A Christmas tree in a home makes the holiday feel...

A Christmas tree in a home makes the holiday feel special. Credit: iStock/David Sucsy

Christmas, Hanukkah and Kwanzaa are coming around in a few days. Most gifts have been bought, cards sent, and decorations put up. It’s also a time to reflect on our troubles here and abroad — wars in the Middle East and Ukraine, global warming, the migrant crisis and poverty. Where is the message of “Peace on Earth and goodwill to men”?

I think about a Christmas when I was young and America not so troubled. It was 1957, during the Cold War, but I didn’t much understand such things. I was 8, living in Queens Village.

My mother and father didn’t have much money, but we always had a good Christmas, full of love and plenty of music, which my mother called “tonic for the soul.”

A few days before Christmas, my father and I set out to buy our Christmas tree, but that year our car wouldn’t start. It was a chilly, snow-covered night with flakes still falling, and my father had an idea.

We took my sled to the tree place, about half a mile away, and my father picked out a beautiful six-footer. He tied it atop my sled and guided it home as we sang Christmas carols.

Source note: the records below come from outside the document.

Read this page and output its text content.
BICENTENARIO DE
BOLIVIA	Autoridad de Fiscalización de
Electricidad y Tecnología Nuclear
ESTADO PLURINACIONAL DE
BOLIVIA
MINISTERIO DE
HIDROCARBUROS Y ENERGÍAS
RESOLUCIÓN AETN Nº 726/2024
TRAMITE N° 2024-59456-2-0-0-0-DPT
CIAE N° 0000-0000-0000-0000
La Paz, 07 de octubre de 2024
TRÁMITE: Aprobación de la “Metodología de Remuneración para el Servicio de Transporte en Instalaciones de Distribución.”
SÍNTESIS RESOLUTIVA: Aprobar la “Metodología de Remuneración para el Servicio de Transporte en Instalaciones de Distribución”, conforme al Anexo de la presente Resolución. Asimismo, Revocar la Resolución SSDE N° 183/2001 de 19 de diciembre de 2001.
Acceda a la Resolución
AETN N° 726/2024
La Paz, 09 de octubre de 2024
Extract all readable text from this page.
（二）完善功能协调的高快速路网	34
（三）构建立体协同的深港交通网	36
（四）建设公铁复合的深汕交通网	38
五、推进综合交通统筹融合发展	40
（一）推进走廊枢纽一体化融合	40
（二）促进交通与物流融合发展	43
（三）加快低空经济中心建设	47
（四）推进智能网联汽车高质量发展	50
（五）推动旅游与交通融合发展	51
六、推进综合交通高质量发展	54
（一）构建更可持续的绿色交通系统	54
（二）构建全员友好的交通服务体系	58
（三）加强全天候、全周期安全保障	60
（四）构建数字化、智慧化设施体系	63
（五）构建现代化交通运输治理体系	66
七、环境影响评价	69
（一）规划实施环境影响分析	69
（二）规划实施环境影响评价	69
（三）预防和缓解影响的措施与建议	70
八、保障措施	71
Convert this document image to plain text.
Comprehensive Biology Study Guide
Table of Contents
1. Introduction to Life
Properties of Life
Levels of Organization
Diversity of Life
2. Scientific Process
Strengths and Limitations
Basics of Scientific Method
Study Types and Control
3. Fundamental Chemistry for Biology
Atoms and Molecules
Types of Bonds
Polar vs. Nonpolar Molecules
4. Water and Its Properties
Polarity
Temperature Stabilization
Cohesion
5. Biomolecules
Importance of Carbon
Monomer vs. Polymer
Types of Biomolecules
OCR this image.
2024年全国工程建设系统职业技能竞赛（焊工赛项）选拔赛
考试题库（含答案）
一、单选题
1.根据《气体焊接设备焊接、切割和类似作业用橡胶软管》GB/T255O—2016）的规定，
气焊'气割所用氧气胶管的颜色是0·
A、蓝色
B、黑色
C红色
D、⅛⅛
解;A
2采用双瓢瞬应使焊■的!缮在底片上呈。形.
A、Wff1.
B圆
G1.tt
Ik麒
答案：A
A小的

My mother had set aside a special place for the tree by the fireplace. After it was settled in its stand, my mother took over, decorating it with love with every detail. Kindness and love seemed to bounce from house to house in those days, and neighbors greeted one another with a “Merry Christmas” as carolers sang.

Churches brimmed with worshipers, and the neighborhood displayed bright lights. I remember being in Christmas school plays in which I was a shepherd or one of the Three Wise Men. I wonder if those kinds of Christmases will ever return.

The picture-perfect Christmases in our memories may have been laced with imperfections, but I think they are better than the frenzied days we have now, when we may have lost the true meaning of Christmas — to love one another by caring and sharing.

I can’t help but hope and pray that America returns to traditional values, to live the true meaning of “peace and goodwill.”